There were many options...and the suffocating pressure to do something huge. My 24 year old friend said, "understandably so...you're turning 25." Gulp. Do I throw a huge party? Rooftop? House party? Airbnb? If you really think about all those parties you've ever done—hosting sucks! You can't even enjoy your own birthday. You have to catch up with your high school friends all while making sure all of your different groups get along and not rip each other apart. Everyone must be drunk (but you and if you do get drunk...the rush of guilt ensues because everyone must be happy even at the cost of your happiness.) No, no, I do that every year. This year must be different. I AM DIFFERENT. I am ripe. I want to enjoy myself for once.

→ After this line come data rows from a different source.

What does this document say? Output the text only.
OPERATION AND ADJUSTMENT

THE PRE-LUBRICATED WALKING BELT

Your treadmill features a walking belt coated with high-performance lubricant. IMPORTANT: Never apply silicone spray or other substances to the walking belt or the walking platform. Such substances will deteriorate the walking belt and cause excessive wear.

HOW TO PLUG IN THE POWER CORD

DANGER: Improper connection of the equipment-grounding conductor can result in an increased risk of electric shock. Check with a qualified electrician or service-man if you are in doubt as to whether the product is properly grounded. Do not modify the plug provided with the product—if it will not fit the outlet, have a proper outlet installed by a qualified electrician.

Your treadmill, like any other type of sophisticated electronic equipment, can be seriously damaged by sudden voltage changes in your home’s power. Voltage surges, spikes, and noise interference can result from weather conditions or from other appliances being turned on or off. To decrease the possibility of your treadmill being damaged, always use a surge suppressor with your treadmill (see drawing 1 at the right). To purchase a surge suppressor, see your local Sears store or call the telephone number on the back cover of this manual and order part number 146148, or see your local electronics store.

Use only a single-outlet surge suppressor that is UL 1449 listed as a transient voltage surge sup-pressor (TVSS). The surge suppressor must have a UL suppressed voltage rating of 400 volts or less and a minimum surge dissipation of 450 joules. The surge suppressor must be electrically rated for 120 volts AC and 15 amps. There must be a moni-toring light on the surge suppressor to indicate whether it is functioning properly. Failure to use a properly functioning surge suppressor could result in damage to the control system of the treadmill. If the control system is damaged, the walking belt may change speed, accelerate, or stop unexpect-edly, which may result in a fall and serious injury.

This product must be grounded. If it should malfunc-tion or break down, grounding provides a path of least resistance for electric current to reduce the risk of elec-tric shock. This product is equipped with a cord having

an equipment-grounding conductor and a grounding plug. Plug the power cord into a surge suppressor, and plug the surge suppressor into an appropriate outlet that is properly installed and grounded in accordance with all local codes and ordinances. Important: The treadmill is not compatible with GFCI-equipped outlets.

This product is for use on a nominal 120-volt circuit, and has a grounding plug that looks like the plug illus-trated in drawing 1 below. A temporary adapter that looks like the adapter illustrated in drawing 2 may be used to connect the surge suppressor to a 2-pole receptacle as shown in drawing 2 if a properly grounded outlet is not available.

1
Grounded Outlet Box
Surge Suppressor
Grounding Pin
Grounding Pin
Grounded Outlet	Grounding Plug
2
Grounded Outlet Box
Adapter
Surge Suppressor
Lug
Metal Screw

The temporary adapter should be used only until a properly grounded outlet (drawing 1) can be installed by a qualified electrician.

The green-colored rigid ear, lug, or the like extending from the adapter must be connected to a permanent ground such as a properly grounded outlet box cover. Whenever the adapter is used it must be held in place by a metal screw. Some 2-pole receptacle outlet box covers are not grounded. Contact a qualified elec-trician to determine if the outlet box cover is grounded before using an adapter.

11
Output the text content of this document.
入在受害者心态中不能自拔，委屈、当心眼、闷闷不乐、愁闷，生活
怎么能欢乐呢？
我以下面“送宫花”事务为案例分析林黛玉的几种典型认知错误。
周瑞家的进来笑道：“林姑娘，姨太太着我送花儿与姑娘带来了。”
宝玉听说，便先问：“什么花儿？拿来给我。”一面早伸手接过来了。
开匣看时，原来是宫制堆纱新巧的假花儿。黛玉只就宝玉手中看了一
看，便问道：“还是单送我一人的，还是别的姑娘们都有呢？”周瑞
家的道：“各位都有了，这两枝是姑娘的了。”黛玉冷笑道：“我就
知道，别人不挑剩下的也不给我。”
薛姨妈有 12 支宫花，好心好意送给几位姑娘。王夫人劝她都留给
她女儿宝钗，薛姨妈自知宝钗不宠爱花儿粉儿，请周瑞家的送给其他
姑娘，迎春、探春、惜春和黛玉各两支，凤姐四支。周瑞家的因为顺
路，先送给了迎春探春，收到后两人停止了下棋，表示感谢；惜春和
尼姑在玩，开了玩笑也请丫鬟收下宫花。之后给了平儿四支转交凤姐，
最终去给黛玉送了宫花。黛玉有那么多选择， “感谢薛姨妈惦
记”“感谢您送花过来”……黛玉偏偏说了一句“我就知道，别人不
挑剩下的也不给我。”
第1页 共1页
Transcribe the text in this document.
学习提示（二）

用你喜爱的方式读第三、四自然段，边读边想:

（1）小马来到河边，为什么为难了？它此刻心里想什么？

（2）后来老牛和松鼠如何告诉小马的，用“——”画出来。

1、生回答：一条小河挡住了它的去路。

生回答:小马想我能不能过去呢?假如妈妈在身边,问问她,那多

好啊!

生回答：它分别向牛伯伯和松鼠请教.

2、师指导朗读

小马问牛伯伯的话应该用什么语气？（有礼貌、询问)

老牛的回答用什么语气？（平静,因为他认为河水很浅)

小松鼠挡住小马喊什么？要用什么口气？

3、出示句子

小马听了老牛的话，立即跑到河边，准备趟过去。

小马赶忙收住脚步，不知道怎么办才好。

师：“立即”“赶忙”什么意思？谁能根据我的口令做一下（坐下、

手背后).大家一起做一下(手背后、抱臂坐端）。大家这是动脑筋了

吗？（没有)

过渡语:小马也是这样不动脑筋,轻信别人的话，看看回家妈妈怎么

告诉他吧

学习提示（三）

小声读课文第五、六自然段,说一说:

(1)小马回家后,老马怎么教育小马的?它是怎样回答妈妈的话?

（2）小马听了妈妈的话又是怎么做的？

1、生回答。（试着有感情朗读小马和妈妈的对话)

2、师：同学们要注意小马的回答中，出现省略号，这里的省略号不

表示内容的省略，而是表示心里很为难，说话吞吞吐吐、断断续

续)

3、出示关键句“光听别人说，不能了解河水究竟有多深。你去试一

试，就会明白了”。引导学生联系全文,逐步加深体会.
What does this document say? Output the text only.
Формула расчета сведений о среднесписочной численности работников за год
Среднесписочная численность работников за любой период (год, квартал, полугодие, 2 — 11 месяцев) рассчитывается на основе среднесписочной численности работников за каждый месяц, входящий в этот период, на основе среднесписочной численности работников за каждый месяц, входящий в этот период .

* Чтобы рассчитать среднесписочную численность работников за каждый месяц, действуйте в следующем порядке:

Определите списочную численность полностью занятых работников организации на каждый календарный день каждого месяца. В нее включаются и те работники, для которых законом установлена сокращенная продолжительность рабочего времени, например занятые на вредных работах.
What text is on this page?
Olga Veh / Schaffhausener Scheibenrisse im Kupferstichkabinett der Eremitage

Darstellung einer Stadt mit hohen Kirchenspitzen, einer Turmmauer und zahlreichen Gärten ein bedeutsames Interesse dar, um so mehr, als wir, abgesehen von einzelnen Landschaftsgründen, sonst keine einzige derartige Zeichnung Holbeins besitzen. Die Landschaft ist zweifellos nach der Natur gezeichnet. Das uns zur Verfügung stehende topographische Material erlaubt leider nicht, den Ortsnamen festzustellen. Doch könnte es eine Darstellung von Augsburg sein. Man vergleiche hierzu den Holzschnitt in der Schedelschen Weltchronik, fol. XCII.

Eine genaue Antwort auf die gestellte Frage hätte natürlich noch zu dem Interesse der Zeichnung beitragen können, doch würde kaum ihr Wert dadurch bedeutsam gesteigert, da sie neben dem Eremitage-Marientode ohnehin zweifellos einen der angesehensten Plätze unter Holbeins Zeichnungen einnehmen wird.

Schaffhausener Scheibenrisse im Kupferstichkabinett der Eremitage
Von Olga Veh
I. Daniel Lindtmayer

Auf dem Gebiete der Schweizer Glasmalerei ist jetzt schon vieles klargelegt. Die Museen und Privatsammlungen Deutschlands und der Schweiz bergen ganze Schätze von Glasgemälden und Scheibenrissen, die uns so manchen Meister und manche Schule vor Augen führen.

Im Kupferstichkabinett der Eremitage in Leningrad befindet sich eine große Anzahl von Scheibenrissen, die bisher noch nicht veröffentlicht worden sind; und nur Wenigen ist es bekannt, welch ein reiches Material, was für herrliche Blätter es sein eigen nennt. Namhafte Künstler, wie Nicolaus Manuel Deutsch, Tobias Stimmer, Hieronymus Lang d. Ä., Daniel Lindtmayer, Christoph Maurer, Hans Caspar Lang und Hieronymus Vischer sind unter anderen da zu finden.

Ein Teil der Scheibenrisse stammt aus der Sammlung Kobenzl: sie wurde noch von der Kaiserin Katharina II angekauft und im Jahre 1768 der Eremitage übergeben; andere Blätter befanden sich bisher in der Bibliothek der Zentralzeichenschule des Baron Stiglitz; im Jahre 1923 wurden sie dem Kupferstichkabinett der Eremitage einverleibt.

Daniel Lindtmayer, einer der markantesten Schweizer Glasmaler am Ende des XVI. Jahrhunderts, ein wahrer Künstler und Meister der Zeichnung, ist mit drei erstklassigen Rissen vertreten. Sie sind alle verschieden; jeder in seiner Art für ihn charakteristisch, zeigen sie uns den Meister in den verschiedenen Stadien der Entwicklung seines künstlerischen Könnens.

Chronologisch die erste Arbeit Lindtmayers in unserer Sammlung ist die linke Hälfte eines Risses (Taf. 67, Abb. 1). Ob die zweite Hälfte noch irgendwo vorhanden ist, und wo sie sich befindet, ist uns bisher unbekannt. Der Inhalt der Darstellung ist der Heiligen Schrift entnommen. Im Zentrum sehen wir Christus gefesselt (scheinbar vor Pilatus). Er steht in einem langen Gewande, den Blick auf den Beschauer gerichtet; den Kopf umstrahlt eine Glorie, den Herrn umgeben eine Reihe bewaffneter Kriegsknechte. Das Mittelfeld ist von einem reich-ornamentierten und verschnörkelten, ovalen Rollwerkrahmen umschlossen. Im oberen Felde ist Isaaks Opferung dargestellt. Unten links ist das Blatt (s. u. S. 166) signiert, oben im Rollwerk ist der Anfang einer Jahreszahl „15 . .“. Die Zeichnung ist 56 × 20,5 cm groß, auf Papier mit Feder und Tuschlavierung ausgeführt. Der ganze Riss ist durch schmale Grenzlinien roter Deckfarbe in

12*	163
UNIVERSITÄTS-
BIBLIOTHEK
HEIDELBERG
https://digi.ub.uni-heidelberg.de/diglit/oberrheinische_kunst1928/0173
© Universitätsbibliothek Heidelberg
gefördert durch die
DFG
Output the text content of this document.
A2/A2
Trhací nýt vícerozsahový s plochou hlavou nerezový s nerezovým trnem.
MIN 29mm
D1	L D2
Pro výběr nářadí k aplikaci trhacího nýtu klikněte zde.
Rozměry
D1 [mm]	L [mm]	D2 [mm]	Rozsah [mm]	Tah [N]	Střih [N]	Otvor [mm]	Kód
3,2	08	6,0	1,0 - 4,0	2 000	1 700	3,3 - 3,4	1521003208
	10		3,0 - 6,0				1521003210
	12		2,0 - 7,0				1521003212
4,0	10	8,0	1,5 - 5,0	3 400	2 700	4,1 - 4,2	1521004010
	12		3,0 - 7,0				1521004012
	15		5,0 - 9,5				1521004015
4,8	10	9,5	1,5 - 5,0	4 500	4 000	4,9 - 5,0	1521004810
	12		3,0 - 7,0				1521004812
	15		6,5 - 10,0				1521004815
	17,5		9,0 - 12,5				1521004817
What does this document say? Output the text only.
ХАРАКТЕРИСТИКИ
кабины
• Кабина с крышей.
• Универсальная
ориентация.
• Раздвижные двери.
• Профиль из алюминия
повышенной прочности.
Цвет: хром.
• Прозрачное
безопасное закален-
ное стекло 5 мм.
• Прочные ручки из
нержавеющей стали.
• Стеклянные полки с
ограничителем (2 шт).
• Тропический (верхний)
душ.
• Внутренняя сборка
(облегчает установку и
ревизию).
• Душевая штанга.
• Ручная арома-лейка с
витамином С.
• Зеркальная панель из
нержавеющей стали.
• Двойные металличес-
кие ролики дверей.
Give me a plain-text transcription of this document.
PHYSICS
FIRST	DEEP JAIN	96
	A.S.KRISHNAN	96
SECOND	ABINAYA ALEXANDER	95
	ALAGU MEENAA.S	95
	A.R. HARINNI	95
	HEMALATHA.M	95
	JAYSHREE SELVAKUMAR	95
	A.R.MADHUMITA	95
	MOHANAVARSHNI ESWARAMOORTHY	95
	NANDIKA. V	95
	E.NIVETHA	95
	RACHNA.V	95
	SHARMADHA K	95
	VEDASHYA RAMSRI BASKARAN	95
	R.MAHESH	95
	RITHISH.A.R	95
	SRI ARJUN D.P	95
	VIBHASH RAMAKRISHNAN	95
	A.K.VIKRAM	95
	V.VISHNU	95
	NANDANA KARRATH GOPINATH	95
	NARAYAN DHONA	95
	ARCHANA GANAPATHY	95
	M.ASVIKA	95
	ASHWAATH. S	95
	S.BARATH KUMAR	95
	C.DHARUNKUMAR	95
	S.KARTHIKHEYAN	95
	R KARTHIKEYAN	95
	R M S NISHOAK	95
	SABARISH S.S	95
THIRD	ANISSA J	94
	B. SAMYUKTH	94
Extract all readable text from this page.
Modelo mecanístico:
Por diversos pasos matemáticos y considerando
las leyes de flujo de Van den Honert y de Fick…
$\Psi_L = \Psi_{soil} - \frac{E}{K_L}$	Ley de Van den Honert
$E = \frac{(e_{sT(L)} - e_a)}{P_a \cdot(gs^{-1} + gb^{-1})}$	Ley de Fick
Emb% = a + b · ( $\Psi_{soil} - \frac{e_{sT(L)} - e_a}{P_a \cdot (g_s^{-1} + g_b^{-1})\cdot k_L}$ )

Do I do 25 things? I made a list of 25 things. It's literally sitting in my phone. I even tweeted it. Some are really really good. Some are ehhhh. But then I decided it was just way too much work. I’ll save it for another birthday year when I want to torture myself instead. I don't even have 25 free days in one year. Nor enough 0's in my bank account to ride a helicopter and 24 other equally expensive activities. I don't have enough guts to get anymore very rushed, VERY PERMANENT, reckless tattoos just so I can tell my future grandchildren or grand-doggies that "Mommy did 25 things for her 25th birthday and this cherry tattoo is one of them." Ugh, gross. Future me would punch me now.
OR, I can do nothing. Expect nothing. It's essentially just another day, right? Why put so much pressure on another day on the calendar. Why be selfish? Why? FUCK. Who am I kidding? The control freak, inner-alcoholic, any-excuse-to-do-dumb-shit, Lit-Lynn will never forgive herself if she let her 25th birthday go without any stories to tell.
So...what will I do? Honestly, I don’t know. But I am one year older, a quarter century into existence, and I am surprisingly, absolutely, very happy. I’ve accomplished a lot. And although, I would argue tooth and nail that my accomplishments are not worth celebrating, my friends would differ. And for once, I’m not going to argue with them. I have grown so much. I have so many thoughtful, beautiful, and inspiring friends. And I am here, typing away, sculpting and chipping away at my feelings to all of three people who actually read this. And it’s okay.
So again, what am I going to do? Whatever the fuck I want to do tomorrow. And carry it over to EVERY. SINGLE. DAY. this year.